I’ve had a lot of lessons in the past week about giving up. As newspapers and magazines shrink, so has my freelance work. What does it matter? I ask myself. My words won’t change the world. I put myself in the same category as my Grandma who liked to crochet covers for toilet-tissue rolls. She spent lots of time and energy on something that no one in our family used.
For our Lenten devotions our church published a compilation of members’ short stories. A mother told of spending hours and hours on her hands and knees hovering over her Down syndrome child. With a towel tied around his tummy and over her back, she taught him to crawl, using her hands to move his hands and her knees to push his legs forward. Hours and hours.
How her heart must have ached when she watched other children crawl effortlessly. What did she think when other mothers complained that their child was crawling into everything? She simply kept working. Hours and hours on the floor, never giving up.
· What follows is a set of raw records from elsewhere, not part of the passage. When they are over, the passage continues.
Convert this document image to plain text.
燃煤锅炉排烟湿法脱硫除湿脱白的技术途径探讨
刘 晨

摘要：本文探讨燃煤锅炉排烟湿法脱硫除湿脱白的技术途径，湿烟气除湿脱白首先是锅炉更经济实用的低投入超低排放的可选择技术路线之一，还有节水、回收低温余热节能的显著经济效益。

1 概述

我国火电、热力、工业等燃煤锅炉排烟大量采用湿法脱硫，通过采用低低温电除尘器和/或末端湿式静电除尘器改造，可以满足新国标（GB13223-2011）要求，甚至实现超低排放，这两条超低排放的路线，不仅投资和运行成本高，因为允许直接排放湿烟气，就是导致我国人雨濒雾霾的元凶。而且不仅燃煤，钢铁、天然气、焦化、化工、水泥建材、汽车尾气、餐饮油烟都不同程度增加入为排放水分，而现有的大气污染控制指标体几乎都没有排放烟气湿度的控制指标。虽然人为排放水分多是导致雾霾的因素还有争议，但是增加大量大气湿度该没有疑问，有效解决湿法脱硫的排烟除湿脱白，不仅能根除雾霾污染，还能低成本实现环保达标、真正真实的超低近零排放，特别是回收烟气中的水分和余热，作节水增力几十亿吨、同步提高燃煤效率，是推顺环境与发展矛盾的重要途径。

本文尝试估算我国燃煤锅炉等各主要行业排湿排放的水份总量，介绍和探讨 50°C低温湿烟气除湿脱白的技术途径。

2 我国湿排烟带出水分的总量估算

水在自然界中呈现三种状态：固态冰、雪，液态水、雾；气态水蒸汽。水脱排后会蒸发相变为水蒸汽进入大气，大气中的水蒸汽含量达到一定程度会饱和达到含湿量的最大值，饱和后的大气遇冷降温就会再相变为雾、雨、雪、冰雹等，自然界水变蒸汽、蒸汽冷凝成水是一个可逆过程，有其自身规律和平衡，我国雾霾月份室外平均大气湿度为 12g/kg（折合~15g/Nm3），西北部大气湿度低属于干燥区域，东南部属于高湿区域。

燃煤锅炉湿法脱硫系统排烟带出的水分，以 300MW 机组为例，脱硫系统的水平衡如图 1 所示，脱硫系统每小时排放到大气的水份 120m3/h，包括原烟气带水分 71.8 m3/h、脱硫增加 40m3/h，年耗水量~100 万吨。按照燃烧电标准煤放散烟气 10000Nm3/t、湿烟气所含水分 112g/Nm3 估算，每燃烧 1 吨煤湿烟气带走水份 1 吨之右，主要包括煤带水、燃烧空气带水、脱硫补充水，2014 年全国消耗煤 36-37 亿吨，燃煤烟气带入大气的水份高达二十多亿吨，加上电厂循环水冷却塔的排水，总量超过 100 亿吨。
Today her child runs.
There is the story of Bill who hurt his ankle 7 years ago, now after 17 surgeries, learning how to clean fixator pins, manipulate electronic leg lengtheners, give intravenous antibiotics, and irrigate wounds, he can finally stand on his own two feet.
I sit and stand many times a day and never give a thought to how fortunate I am to do something Bill has worked on for 7 years.
Then there’s the story of Betty, who 14 months ago, stood up, and her aorta shredded with long tears from the heart to the fork in her legs. They put a pipe around the vessel, induced a coma, and put her in cold storage to heal. While in the coma, she had a stroke. No one expected her to live. But she did. Her only goal now is to get out of her wheel chair and walk. They’ve told her it’s not possible; her heart can’t take it. She had to sell her house to pay for medical bills. The convalescent center is her home now.
That’s okay by her because it allows her to spends hours and hours working on getting stronger. Last week, suspended in a harness (so she wouldn’t fall), Betty has worked up to 300 tiny steps on a treadmill. She didn’t give up.
From these stories I’ve learned that sometimes we put a lot of work into things that are only important to us. No one else really cares. Others may even discourage us. But these seemingly small goals are part of a bigger plan.
A plan that encourages others. Gives them hope. Gives them words that keep them from giving up. A plan that encourages us to keep working toward our small goals: To write, sing, knit, garden, walk, or crawl. To let our lights shine.
Our stories are part of His plan. And that keeps me writing…it might just change the world.
What are the words that keep you from giving up?